Ed Toner

Government as an Enterprise Cloud Provider


Over the past few years, I have read countless magazine articles with nearly identical statements from different IT Leaders, “Our office is actively working to move everything to the cloud”. We all desperately want an easy button to fix our problems. The hype cycle surrounding the cloud is in full swing and this is why.

Cloud service providers point to capital expenditure to justify a “cost-effective” investment. Truly, the technology may reduce an organization’s upfront cost of acquiring and installing on-premises hardware and software; and it should reduce ongoing maintenance costs. However, when calculating the total cost of ownership (TCO) over the normal life of the infrastructure, CIO’s have recently begun to recognize there are situations in which building and operating an on-premises data center is more economical than paying for cloud services. In all cases, there are other variables outside of the cost to consider.

Understanding Cost of Ownership

How does Nebraska approach the decision to move to the cloud? I am all for the cloud when it supports the mission: creating a more efficient, more effective, customer-focused state government. The OCIO’s customers value advancing technology and cost-savings. 

The cloud is simply a data center run by another entity. Cloud providers will bet you that they can store your data cheaper and more effectively than you can. In certain cases that may be true, but not always. A bit zealously, the Gartner Blog Network published an article in July of 2018 hyping, “The Data Center is Dead”, a misleading title if I ever heard one. The State of Nebraska’s data center consolidation tilted the scale oppositely, towards on-premises data center cost advantages for Agency technology budgets.




The Gartner blog went on to say, “By 2025, 80% of enterprises will have shut down their traditional data center, versus 10% today.” By that logic, businesses like Dropbox would probably still be in the public cloud. After getting its start on Amazon Web Services (AWS), in 2015 the company began moving to its colocation data center. This migration reduced Dropbox’s data center expenses by nearly $75M over the following two years. This is not an isolated case, there are plenty of examples of Cloud repatriation (companies migrating from public to private cloud offerings). Still, cost should not be the only factor considered.

The Nebraska Vision

An August 2018 International Data Corporation (IDC) Survey of 400 IT decision-makers stated that 81% of their organizations will repatriate applications or data from a public cloud environment to a private cloud or on-premises data center. The number increased to 85% in 2019. To say that the cloud has eliminated the purpose of private data centers is a stretch. In Nebraska, we will stay with a mix of on-premises infrastructure and cloud (hybrid) environments for the predictable future.


IT Cloud

Creating an efficient, cost-effective on-premises infrastructure is becoming easier as the associated technology continues to evolve. Server virtualization and hyper-converged systems represent present areas of innovation. Nebraska utilizes a MetroCluster for business continuity, fault tolerance, and infrastructure resilience. MetroCluster appliances tightly integrate computing, storage, networking, and server virtualization for on-premises data centers. Then we can ensure the applications will remain operational at all times with failover at a secondary site. A colocation data center hosts our critical applications, and we partner with the colocation site to be their host in exchange. The two data centers mirror each facility’s capabilities to enable seamless failovers and minimize downtime.

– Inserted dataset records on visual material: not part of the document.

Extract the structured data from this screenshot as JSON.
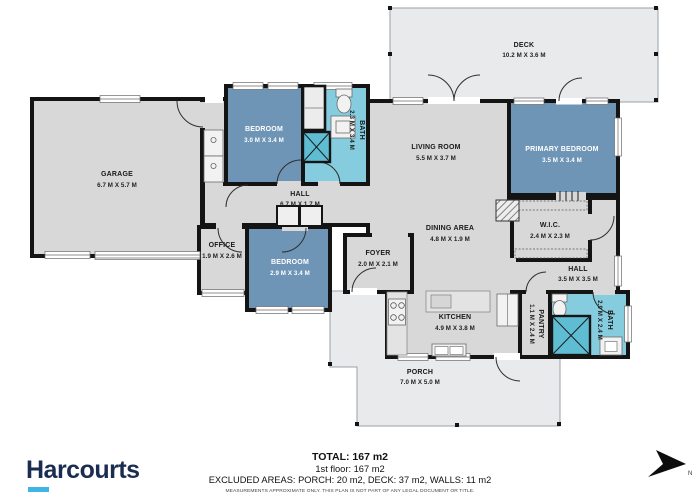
{
  "branding": {
    "logo": "Harcourts"
  },
  "plan": {
    "rooms": {
      "deck": {
        "name": "DECK",
        "dims": "10.2 M X 3.6 M"
      },
      "garage": {
        "name": "GARAGE",
        "dims": "6.7 M X 5.7 M"
      },
      "bedroom_top": {
        "name": "BEDROOM",
        "dims": "3.0 M X 3.4 M"
      },
      "bath_top": {
        "name": "BATH",
        "dims": "2.3 M X 3.4 M"
      },
      "living": {
        "name": "LIVING ROOM",
        "dims": "5.5 M X 3.7 M"
      },
      "primary": {
        "name": "PRIMARY BEDROOM",
        "dims": "3.5 M X 3.4 M"
      },
      "hall_top": {
        "name": "HALL",
        "dims": "6.7 M X 1.7 M"
      },
      "office": {
        "name": "OFFICE",
        "dims": "1.9 M X 2.6 M"
      },
      "bedroom_mid": {
        "name": "BEDROOM",
        "dims": "2.9 M X 3.4 M"
      },
      "foyer": {
        "name": "FOYER",
        "dims": "2.0 M X 2.1 M"
      },
      "dining": {
        "name": "DINING AREA",
        "dims": "4.8 M X 1.9 M"
      },
      "wic": {
        "name": "W.I.C.",
        "dims": "2.4 M X 2.3 M"
      },
      "hall_right": {
        "name": "HALL",
        "dims": "3.5 M X 3.5 M"
      },
      "kitchen": {
        "name": "KITCHEN",
        "dims": "4.9 M X 3.8 M"
      },
      "pantry": {
        "name": "PANTRY",
        "dims": "1.1 M X 2.4 M"
      },
      "bath_right": {
        "name": "BATH",
        "dims": "2.9 M X 2.4 M"
      },
      "porch": {
        "name": "PORCH",
        "dims": "7.0 M X 5.0 M"
      }
    }
  },
  "summary": {
    "total": "TOTAL: 167 m2",
    "floor": "1st floor: 167 m2",
    "excluded": "EXCLUDED AREAS: PORCH: 20 m2, DECK: 37 m2, WALLS: 11 m2",
    "disclaimer": "MEASUREMENTS APPROXIMATE ONLY. THIS PLAN IS NOT PART OF ANY LEGAL DOCUMENT OR TITLE."
  },
  "compass": {
    "label": "N"
  },
  "colors": {
    "bedroom_fill": "#6e94b6",
    "bath_fill": "#85ccde",
    "floor_fill": "#d8d8d8",
    "outdoor_fill": "#e9eaec",
    "wall": "#141414",
    "brand_navy": "#1a2c50",
    "brand_cyan": "#41b4e6"
  }
}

In Nebraska, we have a documented cloud strategy (posted in 2016) and we follow our foundations. The following table contains the acceptable uses of cloud computing by Nebraska’s customer base. If there is a mix of data classifications, the most restrictive data classification must be used.

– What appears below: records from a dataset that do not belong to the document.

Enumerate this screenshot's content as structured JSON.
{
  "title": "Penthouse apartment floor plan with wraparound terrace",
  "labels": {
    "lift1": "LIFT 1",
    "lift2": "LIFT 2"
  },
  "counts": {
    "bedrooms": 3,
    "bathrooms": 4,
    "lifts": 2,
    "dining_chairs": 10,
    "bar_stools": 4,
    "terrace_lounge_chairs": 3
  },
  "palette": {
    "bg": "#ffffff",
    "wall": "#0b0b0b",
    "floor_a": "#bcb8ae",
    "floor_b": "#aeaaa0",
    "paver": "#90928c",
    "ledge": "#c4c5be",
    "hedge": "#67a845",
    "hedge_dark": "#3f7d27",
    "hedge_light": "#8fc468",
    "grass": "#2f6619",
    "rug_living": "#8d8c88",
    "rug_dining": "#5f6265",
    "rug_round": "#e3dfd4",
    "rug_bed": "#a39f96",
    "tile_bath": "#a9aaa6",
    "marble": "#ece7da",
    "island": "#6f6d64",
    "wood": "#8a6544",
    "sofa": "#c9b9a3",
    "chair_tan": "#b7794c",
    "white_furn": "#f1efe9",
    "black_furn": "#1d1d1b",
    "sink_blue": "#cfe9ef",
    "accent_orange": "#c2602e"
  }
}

As you can see from the chart, Nebraska does not approve the use of the public cloud for restricted and confidential data.

  1. Security is still an “unknown” for public sector data, the question being when you move your data out of the cloud, do you remove it? Alibaba Group Holding, China’s biggest e-commerce company, was the fourth biggest cloud services provider worldwide last year (behind AWS, Microsoft’s Azure business, and Google Cloud). Alibaba Cloud operates in more than 200 countries.
  2. The more valuable your data the more you pay. The storage fee for hosting data is typically low, but you pay for both egress and ingress data migration. Migration and access costs can be substantial, and costs add up for an active data set.
  3. Additional services beyond storing your data. Cloud providers can increase charges with little or no notice resulting in unexpected costs or a complete tenant redesign.
  1. Latency. In some situations, latency presents a significant challenge. Time-sensitive applications like transaction processing are good examples.
  1. Migration costs. Cloud may be optimal for test environments and masked test data, but the application needs to go back to on-premises data centers when moving into production.


Many cloud offerings have strengths, but not all providers are appropriate for our critical applications and restricted and/or personal data. In Nebraska, we are taking stock of our application inventory with Application Portfolio Management. Then, we can decide which ones should be in the public cloud as a single tenant and which ones should remain on-premises with a private direct connection.